|Davis, Thomas, 1806-1895|
Thomas Davis was born in Dublin, Ireland on December 18, 1806, attended private schools in Ireland, and migrated to America in 1817, settling in Providence. Davis became a pioneer in Rhode Island’s jewelry industry and amassed sufficient wealth to enable him to finance a variety of political, civic, and reform endeavors.
Davis became a state senator from Providence serving from 1845 to 1853 when he was elected to Congress as a Democrat. Locally he was associated with the reform wing of the Democratic party led by Thomas Wilson Dorr. Davis was an avowed abolitionist and supported the removal of the real estate requirement for voting imposed by the state constitution upon naturalized citizens. A victim of the political upheaval and nativism of the 1850s, he was defeated in his bid for reelection to Congress in 1854 and failed in three subsequent attempts to regain his congressional seat. Despite his lack of success on the federal level, Davis served again in the state senate (1877-78), then became a state representative (1887-1890), and also a member of the Providence School Committee.

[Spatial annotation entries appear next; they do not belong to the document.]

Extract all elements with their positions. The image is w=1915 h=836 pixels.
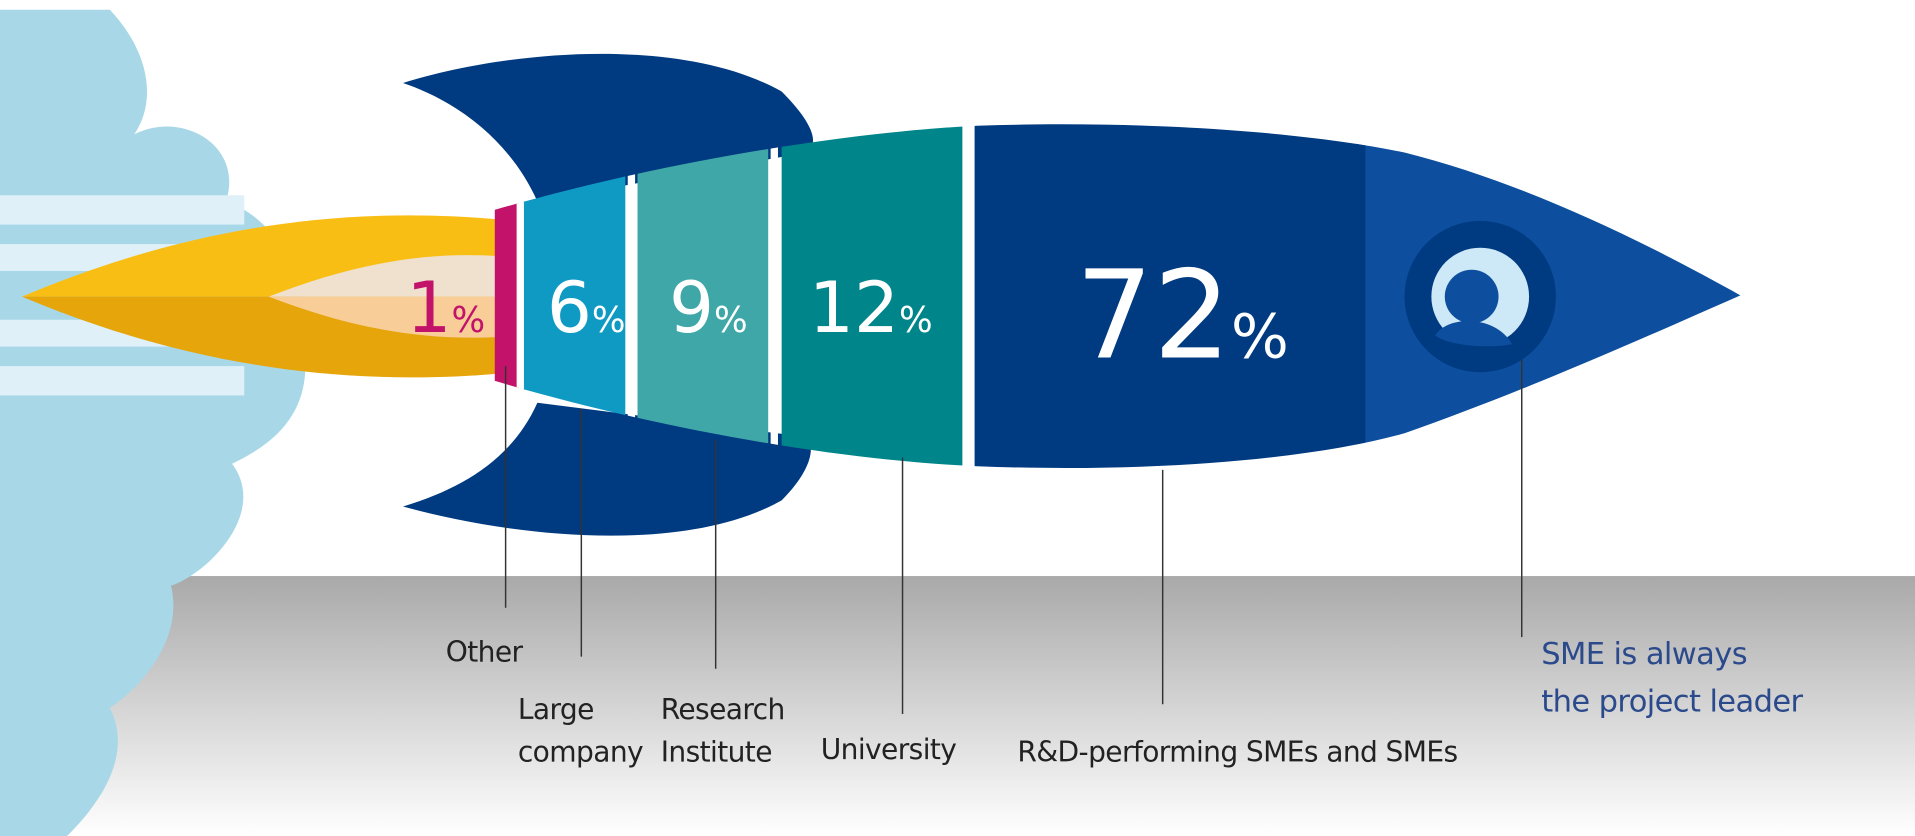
gap	[771, 98, 778, 501]
annotation: SME is always the project leader	[1541, 630, 1802, 725]
annotation-line: SME is always	[1541, 630, 1802, 678]
category-label: Large company	[518, 690, 640, 775]
porthole	[1404, 221, 1555, 372]
annotation-line: the project leader	[1541, 677, 1802, 725]
category-label: Research Institute	[661, 690, 798, 775]
category-label: University	[821, 730, 992, 773]
category-label: R&D-performing SMEs and SMEs	[1017, 732, 1530, 775]
infographic: 1%6%9%12%72% SME is always the project l…	[0, 0, 1915, 836]
canvas: 1%6%9%12%72% SME is always the project l…	[0, 0, 1915, 836]
gap	[965, 98, 972, 501]
category-label: Other	[446, 632, 556, 675]
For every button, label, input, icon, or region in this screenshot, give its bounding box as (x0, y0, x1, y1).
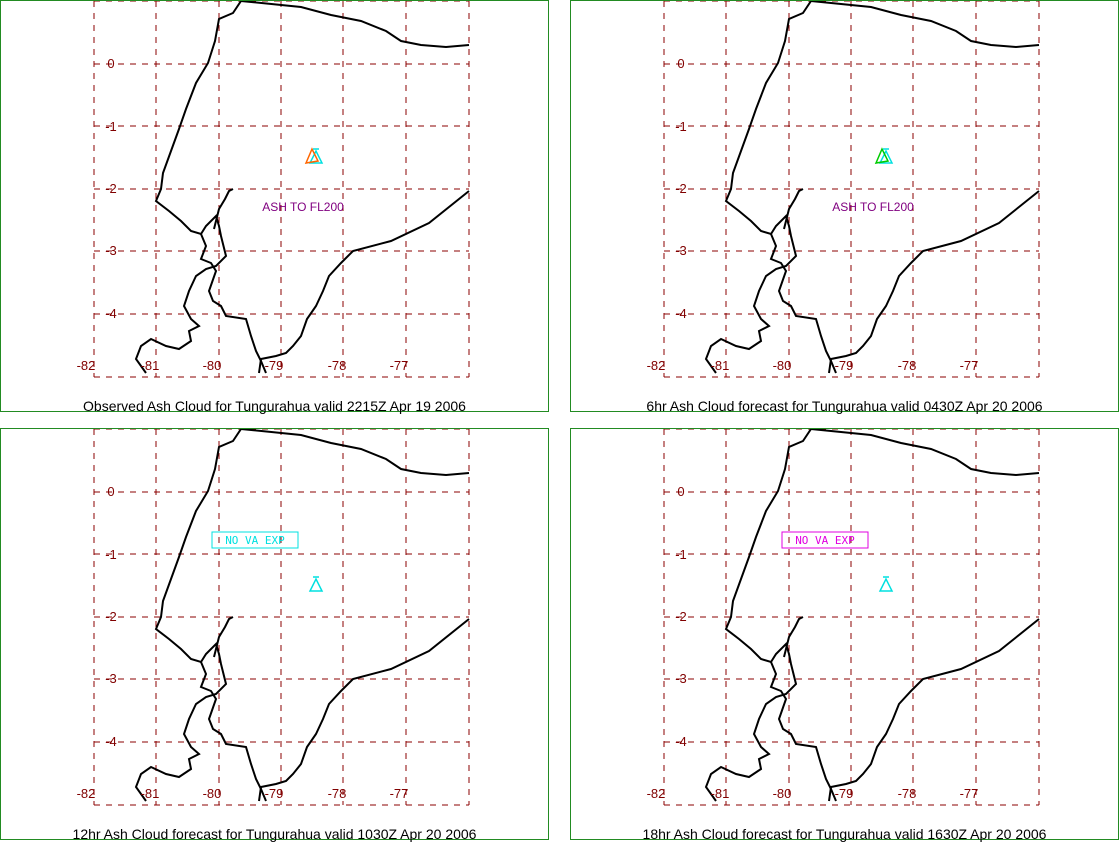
lat-tick-label: -3 (675, 243, 687, 258)
lon-tick-label: -80 (203, 358, 222, 373)
lon-tick-label: -82 (77, 786, 96, 801)
no-va-label: NO VA EXP (225, 534, 285, 547)
panel-caption: Observed Ash Cloud for Tungurahua valid … (83, 398, 466, 414)
ash-cloud-outline (304, 147, 320, 164)
coastline (783, 616, 804, 658)
map-panel: -82 -81 -80 -79 -78 -77 0 -1 -2 -3 -4 NO VA EXP 18hr… (570, 428, 1119, 842)
lat-tick-label: -1 (105, 547, 117, 562)
lat-tick-label: 0 (677, 56, 684, 71)
volcano-icon (878, 148, 894, 164)
lon-tick-label: -77 (960, 358, 979, 373)
coastline (134, 1, 242, 374)
no-va-label: NO VA EXP (795, 534, 855, 547)
coastline (213, 188, 234, 230)
lat-tick-label: -1 (675, 119, 687, 134)
lon-tick-label: -77 (960, 786, 979, 801)
coastline (828, 618, 1040, 802)
lat-tick-label: -4 (105, 306, 117, 321)
lon-tick-label: -79 (265, 358, 284, 373)
lat-tick-label: -2 (675, 181, 687, 196)
map-panel: -82 -81 -80 -79 -78 -77 0 -1 -2 -3 -4 NO VA EXP 12hr… (0, 428, 549, 842)
lat-tick-label: -1 (675, 547, 687, 562)
coastline (769, 233, 837, 374)
ash-cloud-outline (874, 147, 890, 164)
lon-tick-label: -78 (328, 358, 347, 373)
panel-caption: 6hr Ash Cloud forecast for Tungurahua va… (646, 398, 1043, 414)
lon-tick-label: -78 (898, 786, 917, 801)
map-canvas: -82 -81 -80 -79 -78 -77 0 -1 -2 -3 -4 ASH TO FL200 (77, 1, 470, 378)
lat-tick-label: -3 (675, 671, 687, 686)
coastline (769, 661, 837, 802)
coastline (704, 429, 812, 802)
lat-tick-label: -2 (675, 609, 687, 624)
lon-tick-label: -77 (390, 358, 409, 373)
ash-altitude-label: ASH TO FL200 (262, 200, 344, 214)
lon-tick-label: -77 (390, 786, 409, 801)
volcano-icon (308, 148, 324, 164)
lon-tick-label: -81 (711, 786, 730, 801)
lon-tick-label: -80 (773, 786, 792, 801)
lon-tick-label: -81 (141, 358, 160, 373)
lon-tick-label: -82 (647, 358, 666, 373)
ash-altitude-label: ASH TO FL200 (832, 200, 914, 214)
lat-tick-label: -4 (105, 734, 117, 749)
lon-tick-label: -82 (77, 358, 96, 373)
coastline (199, 233, 267, 374)
map-panel: -82 -81 -80 -79 -78 -77 0 -1 -2 -3 -4 ASH TO FL200 6… (570, 0, 1119, 414)
lon-tick-label: -78 (898, 358, 917, 373)
coastline (704, 1, 812, 374)
lat-tick-label: -4 (675, 734, 687, 749)
coastline (810, 1, 1040, 49)
map-canvas: -82 -81 -80 -79 -78 -77 0 -1 -2 -3 -4 NO VA EXP (77, 429, 470, 806)
lon-tick-label: -81 (711, 358, 730, 373)
lon-tick-label: -79 (265, 786, 284, 801)
lat-tick-label: -3 (105, 243, 117, 258)
coastline (258, 618, 470, 802)
lon-tick-label: -79 (835, 358, 854, 373)
map-panel: -82 -81 -80 -79 -78 -77 0 -1 -2 -3 -4 ASH TO FL200 O… (0, 0, 549, 414)
lat-tick-label: -4 (675, 306, 687, 321)
lat-tick-label: -2 (105, 181, 117, 196)
lon-tick-label: -80 (773, 358, 792, 373)
coastline (213, 616, 234, 658)
map-canvas: -82 -81 -80 -79 -78 -77 0 -1 -2 -3 -4 NO VA EXP (647, 429, 1040, 806)
coastline (199, 661, 267, 802)
lon-tick-label: -82 (647, 786, 666, 801)
no-va-box (211, 531, 299, 549)
volcano-icon (878, 576, 894, 592)
coastline (240, 429, 470, 477)
lat-tick-label: -1 (105, 119, 117, 134)
coastline (258, 190, 470, 374)
lat-tick-label: 0 (107, 484, 114, 499)
lon-tick-label: -80 (203, 786, 222, 801)
lat-tick-label: 0 (107, 56, 114, 71)
lon-tick-label: -81 (141, 786, 160, 801)
lat-tick-label: 0 (677, 484, 684, 499)
lon-tick-label: -79 (835, 786, 854, 801)
coastline (828, 190, 1040, 374)
no-va-box (781, 531, 869, 549)
panel-caption: 18hr Ash Cloud forecast for Tungurahua v… (642, 826, 1047, 842)
lon-tick-label: -78 (328, 786, 347, 801)
lat-tick-label: -3 (105, 671, 117, 686)
coastline (240, 1, 470, 49)
coastline (810, 429, 1040, 477)
map-canvas: -82 -81 -80 -79 -78 -77 0 -1 -2 -3 -4 ASH TO FL200 (647, 1, 1040, 378)
panel-caption: 12hr Ash Cloud forecast for Tungurahua v… (72, 826, 477, 842)
volcano-icon (308, 576, 324, 592)
coastline (783, 188, 804, 230)
coastline (134, 429, 242, 802)
lat-tick-label: -2 (105, 609, 117, 624)
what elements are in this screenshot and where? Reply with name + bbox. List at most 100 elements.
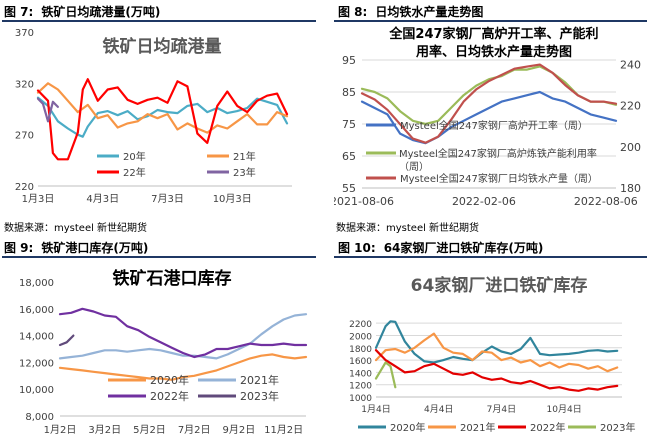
x-tick-label: 5月2日: [133, 424, 166, 436]
figure-7-rule: [2, 20, 316, 22]
y2-tick-label: 240: [620, 59, 641, 72]
x-tick-label: 1月4日: [361, 404, 390, 415]
series-line-4: [36, 97, 60, 123]
y2-tick-label: 200: [620, 141, 641, 154]
figure-8-caption: 图 8: 日均铁水产量走势图: [338, 3, 483, 20]
y-tick-label: 270: [15, 131, 34, 142]
legend-label: Mysteel全国247家钢厂日均铁水产量（周）: [400, 172, 598, 185]
figure-9-label: 图 9:: [4, 241, 34, 255]
x-tick-label: 2021-08-06: [334, 195, 394, 208]
chart-title: 铁矿石港口库存: [113, 268, 232, 289]
x-tick-label: 7月2日: [178, 424, 211, 436]
chart-title: 铁矿日均疏港量: [103, 36, 222, 57]
y-tick-label: 1400: [349, 369, 372, 379]
legend-label: 2023年: [240, 389, 279, 403]
figure-10-chart: 1000 1200 1400 1600 1800 2000 2200 1月4日 4月4日 7月4日…: [334, 260, 647, 440]
y-tick-label: 95: [342, 54, 356, 67]
legend-label: 2020年: [150, 373, 189, 387]
legend-label: 2022年: [150, 389, 189, 403]
x-tick-label: 4月3日: [86, 193, 119, 205]
figure-10-caption: 图 10: 64家钢厂进口铁矿库存(万吨): [338, 239, 543, 256]
figure-8-chart: 55 65 75 85 95 180 200 220 240 2021-08-06 2022-02-…: [334, 24, 647, 216]
y-tick-label: 1000: [349, 394, 372, 404]
legend-label: 21年: [233, 150, 256, 163]
y-tick-label: 8,000: [25, 412, 54, 423]
legend-label: 2021年: [460, 421, 495, 434]
x-tick-label: 4月4日: [424, 404, 453, 415]
figure-7-title: 铁矿日均疏港量(万吨): [41, 5, 161, 19]
figure-10-label: 图 10:: [338, 241, 376, 255]
chart-background: [2, 24, 316, 216]
y-tick-label: 14,000: [19, 332, 54, 343]
x-tick-label: 9月2日: [223, 424, 256, 436]
legend-label: 2021年: [240, 373, 279, 387]
figure-9-chart: 8,000 10,000 12,000 14,000 16,000 18,000 1月2日 3…: [2, 260, 316, 440]
y-tick-label: 18,000: [19, 278, 54, 289]
figure-8-rule: [334, 20, 647, 22]
figure-9-title: 铁矿港口库存(万吨): [41, 241, 149, 255]
figure-10-rule: [334, 256, 647, 258]
figure-7-label: 图 7:: [4, 5, 34, 19]
y-tick-label: 1800: [349, 345, 372, 355]
x-tick-label: 2022-08-06: [574, 195, 638, 208]
series-line-2: [374, 332, 619, 373]
y-tick-label: 370: [15, 28, 34, 39]
chart-title-line: 用率、日均铁水产量走势图: [415, 44, 572, 60]
x-tick-label: 11月2日: [264, 424, 303, 436]
legend-label-cont: （周）: [399, 161, 429, 173]
figure-10-title: 64家钢厂进口铁矿库存(万吨): [383, 241, 544, 255]
x-tick-label: 7月3日: [151, 193, 184, 205]
figure-8-label: 图 8:: [338, 5, 368, 19]
y-tick-label: 2000: [349, 332, 372, 342]
y2-tick-label: 180: [620, 182, 641, 195]
figure-8-title: 日均铁水产量走势图: [375, 5, 484, 19]
x-tick-label: 10月4日: [547, 404, 582, 415]
series-line-4: [58, 334, 75, 347]
y-tick-label: 55: [342, 182, 356, 195]
series-line-3: [58, 307, 308, 359]
chart-background: [334, 24, 647, 216]
legend-label: Mysteel全国247家钢厂高炉炼铁产能利用率: [399, 147, 597, 160]
series-line-3: [36, 78, 289, 161]
x-tick-label: 1月2日: [44, 424, 77, 436]
series-line-3: [360, 63, 618, 144]
y-tick-label: 12,000: [19, 358, 54, 369]
figure-9-caption: 图 9: 铁矿港口库存(万吨): [4, 239, 148, 256]
legend-label: 23年: [233, 166, 256, 179]
figure-9-rule: [2, 256, 316, 258]
x-tick-label: 2022-02-06: [452, 195, 516, 208]
legend-label: 2022年: [530, 421, 565, 434]
y-tick-label: 10,000: [19, 385, 54, 396]
series-line-1: [58, 353, 308, 381]
y-tick-label: 1600: [349, 357, 372, 367]
legend-label: 20年: [123, 150, 146, 163]
legend-label: 22年: [123, 166, 146, 179]
figure-8-source: 数据来源：mysteel 新世纪期货: [336, 223, 480, 234]
series-line-1: [374, 320, 619, 364]
series-line-1: [360, 90, 618, 145]
chart-title: 64家钢厂进口铁矿库存: [411, 275, 588, 296]
series-line-3: [374, 349, 619, 392]
y-tick-label: 65: [342, 150, 356, 163]
series-line-4: [374, 361, 397, 389]
x-tick-label: 3月2日: [88, 424, 121, 436]
y-tick-label: 75: [342, 118, 356, 131]
legend-label: 2023年: [600, 421, 635, 434]
series-line-2: [58, 313, 308, 360]
y-tick-label: 85: [342, 86, 356, 99]
y-tick-label: 320: [15, 79, 34, 90]
y-tick-label: 220: [15, 182, 34, 193]
y2-tick-label: 220: [620, 100, 641, 113]
legend-label: Mysteel全国247家钢厂高炉开工率（周）: [400, 119, 588, 132]
y-tick-label: 16,000: [19, 305, 54, 316]
x-tick-label: 10月3日: [213, 193, 252, 205]
x-tick-label: 1月3日: [22, 193, 55, 205]
figure-7-chart: 220 270 320 370 1月3日 4月3日 7月3日 10月3日 铁矿日均疏港量 20年 2…: [2, 24, 316, 216]
y-tick-label: 1200: [349, 382, 372, 392]
x-tick-label: 7月4日: [487, 404, 516, 415]
chart-title-line: 全国247家钢厂高炉开工率、产能利: [388, 26, 598, 42]
figure-7-source: 数据来源：mysteel 新世纪期货: [4, 223, 148, 234]
y-tick-label: 2200: [349, 320, 372, 330]
legend-label: 2020年: [390, 421, 425, 434]
figure-7-caption: 图 7: 铁矿日均疏港量(万吨): [4, 3, 160, 20]
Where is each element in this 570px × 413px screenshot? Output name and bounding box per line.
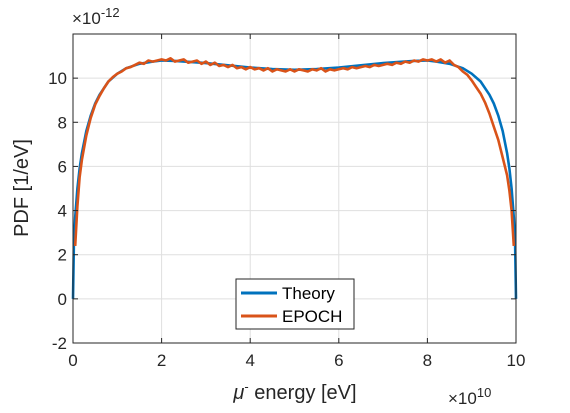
y-tick-label: -2 xyxy=(52,334,67,353)
axes-frame xyxy=(72,33,517,344)
x-axis-exponent: ×1010 xyxy=(448,385,491,408)
x-tick-label: 10 xyxy=(507,351,526,370)
x-axis-label: μ- energy [eV] xyxy=(232,379,356,404)
x-label-superscript: - xyxy=(244,379,248,394)
y-exponent-power: -12 xyxy=(101,5,120,20)
y-tick-label: 10 xyxy=(48,69,67,88)
y-exponent-base: ×10 xyxy=(72,9,101,28)
x-tick-label: 2 xyxy=(157,351,166,370)
series-line-epoch xyxy=(73,57,516,246)
x-label-text: energy [eV] xyxy=(249,382,357,404)
legend-label-epoch: EPOCH xyxy=(282,307,342,326)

Congressman Davis’s principal legacy, however, was as a reformer, a patron of the arts, and a philanthropist. In concert with his wife Paulina, he hosted cultural gatherings at each of his two Providence residences–a Greek revival house at 503-507 Chalkstone Avenue, dating from 1850, and a stately Gothic mansion built in 1869 on a hilltop near the junction of Chalkstone Avenue and Raymond Street in a thirty-four acre park-like setting. At the salons hosted by Thomas and Paulina, intellectuals, artists, and reformers from around the region came to discuss the vital issues of the day. In 1891, the City of Providence purchased the Davis estate at a bargain price for recreational use, enlarged the tract and created Davis Park. In 1945, the federal government condemned the land, demolished the mansion, and built the Veterans’ Administration Hospital. Then the flat low-lying area to the east of the facility was returned to the city for playground use. Congressman Davis died on July 26, 1895 at the age of eighty-eight and was laid to rest in Swan Point Cemetery beside his equally illustrious wife.